Crónicas

Maio, mês de Maria

A fé que professava não incluía santos e santas em cima da cómoda, não havia sequer uma Nossa Senhora de Fátima e o único crucifixo da casa era o que estava no meu quarto

A minha mãe era uma senhora à moda antiga, daquelas que mandavam os filhos à escola e à catequese e defendiam que a disciplina começava cedo, com obediência a Deus e respeito em casa. A catequese tinha quase tanta importância como a escola, que não se faziam pessoas decentes sem os ensinamentos da Igreja, conscientes do bem e do mal, certas que todas podem pecar e todas merecem perdão. Na versão da minha mãe o melhor era pecar o menos possível e o perdão também só devia ser dado a quem estivesse arrependido.

No essencial pensava como as pessoas do seu tempo, com o toque do Laranjal e do rigor fundamentalista da minha avó, que não permitia mangas dos vestidos acima do cotovelo, mas que vivera as mudanças dos anos 60. Foi a época em os padres passaram a celebrar a missa virados para o povo e as mulheres deixaram de cobrir a cabeça para ir à igreja. A minha mãe encarnava esse espírito: ia à missa todos os domingos e dias santos, não comia carne na Quarta-Feira de Cinzas, nem na Sexta-Feira Santa e dizia-se católica praticante.

A fé que professava não incluía santos e santas em cima da cómoda, não havia sequer uma Nossa Senhora de Fátima e o único crucifixo da casa era o que estava no meu quarto. A minha mãe dizia que a crença, que Deus e Cristo viviam no coração e, como tinha medo de incêndios, nem uma lamparina acendia ao Menino Jesus na lapinha. A fé não era isso, nem rezar o terço que, quando dava na telefonia, mudava para as notícias, fazia-lhe mais jeito saber como andava o mundo, se vinha lá mais um aumento dos preços ou mais uma crise, se o escudo valia menos ou se aguentava perante a peseta.
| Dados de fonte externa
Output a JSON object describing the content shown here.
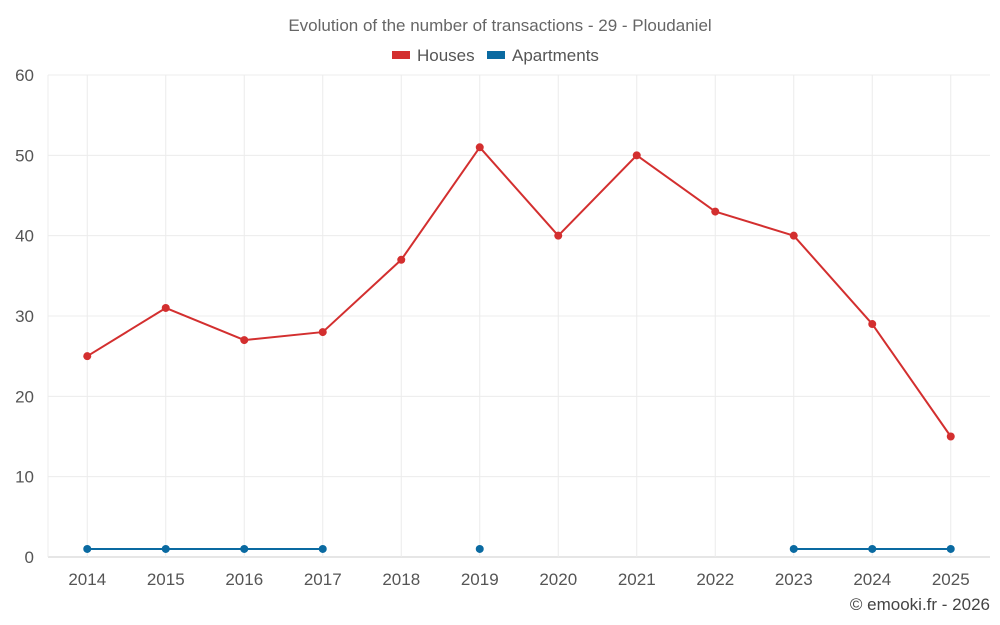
{
  "chart_data": {
    "type": "line",
    "title": "Evolution of the number of transactions - 29 - Ploudaniel",
    "categories": [
      "2014",
      "2015",
      "2016",
      "2017",
      "2018",
      "2019",
      "2020",
      "2021",
      "2022",
      "2023",
      "2024",
      "2025"
    ],
    "ylim": [
      0,
      60
    ],
    "yticks": [
      0,
      10,
      20,
      30,
      40,
      50,
      60
    ],
    "grid": true,
    "legend_position": "top-center",
    "series": [
      {
        "name": "Houses",
        "color": "#d32f2f",
        "values": [
          25,
          31,
          27,
          28,
          37,
          51,
          40,
          50,
          43,
          40,
          29,
          15
        ]
      },
      {
        "name": "Apartments",
        "color": "#0a6aa1",
        "values": [
          1,
          1,
          1,
          1,
          null,
          1,
          null,
          null,
          null,
          1,
          1,
          1
        ]
      }
    ]
  },
  "credit": "© emooki.fr - 2026"
}
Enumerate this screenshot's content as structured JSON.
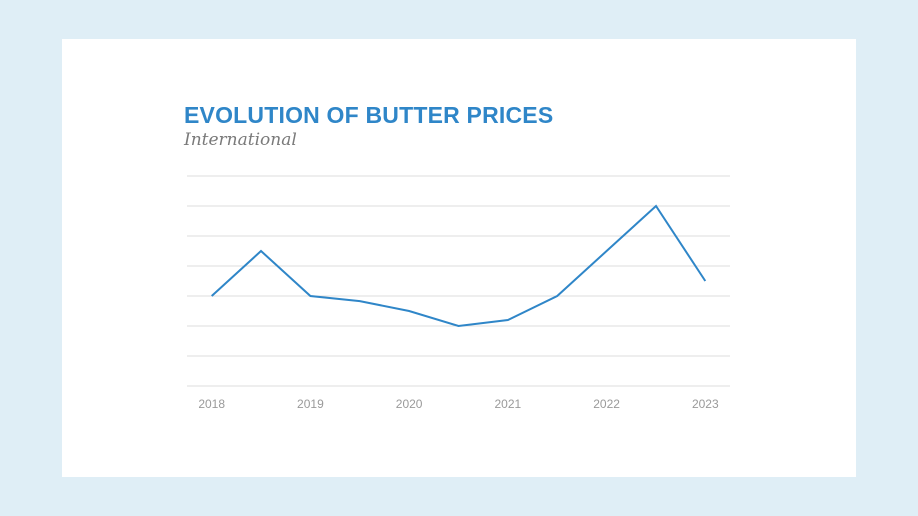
{
  "chart_data": {
    "type": "line",
    "title": "EVOLUTION OF BUTTER PRICES",
    "subtitle": "International",
    "xlabel": "",
    "ylabel": "",
    "x_tick_labels": [
      "2018",
      "2019",
      "2020",
      "2021",
      "2022",
      "2023"
    ],
    "x": [
      2018,
      2018.5,
      2019,
      2019.5,
      2020,
      2020.5,
      2021,
      2021.5,
      2022,
      2022.5,
      2023
    ],
    "series": [
      {
        "values": [
          3,
          4.5,
          3,
          2.83,
          2.5,
          2,
          2.2,
          3,
          4.5,
          6,
          3.5
        ]
      }
    ],
    "xlim": [
      2017.75,
      2023.25
    ],
    "ylim": [
      0,
      7
    ],
    "y_gridlines": [
      0,
      1,
      2,
      3,
      4,
      5,
      6,
      7
    ],
    "y_tick_labels_shown": false,
    "grid": true,
    "colors": {
      "line": "#2f86c8",
      "gridline": "#dcdcdc",
      "title": "#2f86c8",
      "subtitle": "#7a7a7a",
      "tick_label": "#9a9a9a",
      "card_background": "#ffffff",
      "page_background": "#dfeef6"
    }
  }
}
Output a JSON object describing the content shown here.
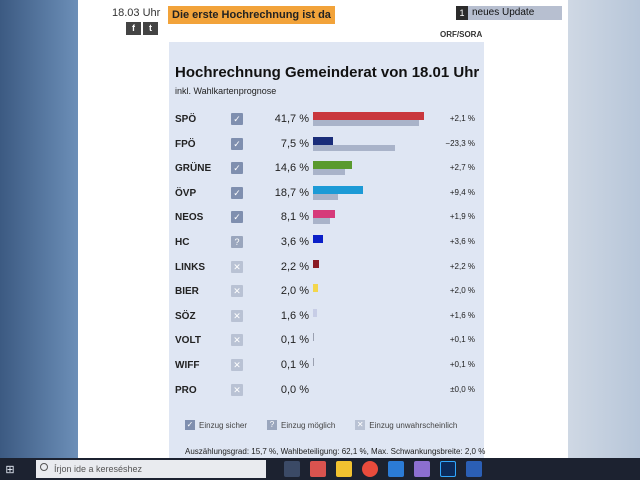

Os tempos eram complicados e, apesar de nunca questionar a existência de Deus, não se fiava nos santos, nem na Virgem e até lhe custava a crer nas aparições aos pastorinhos em Fátima. E era estranho ouvir a minha mãe dizer que um católico não estava obrigado a acreditar em Fátima ou em Lourdes. Lembro-me de a ver explicar, enquanto enfiava a linha na agulha e a televisão transmitia em direto a procissão das velas, que Fátima não fazia parte dos dogmas da fé.

Os dogmas, acreditar neles, era o que nos fazia católicos. O resto podia ser dispensado, apesar das peregrinações que a paróquia organizava e das multidões a pagar promessas, a pé e de joelhos. A mesma pessoa que nos obrigava a ir à catequese e a ter aulas de Religião e Moral na escola era a mesma que nos libertava de Fátima, das aparições, dos pastorinhos e da história que todos os anos em Maio arrastava milhares de pessoas que corriam a celebrar e pedir milagres. A minha mãe era uma pessoa à moda antiga, mas era também uma mulher complexa.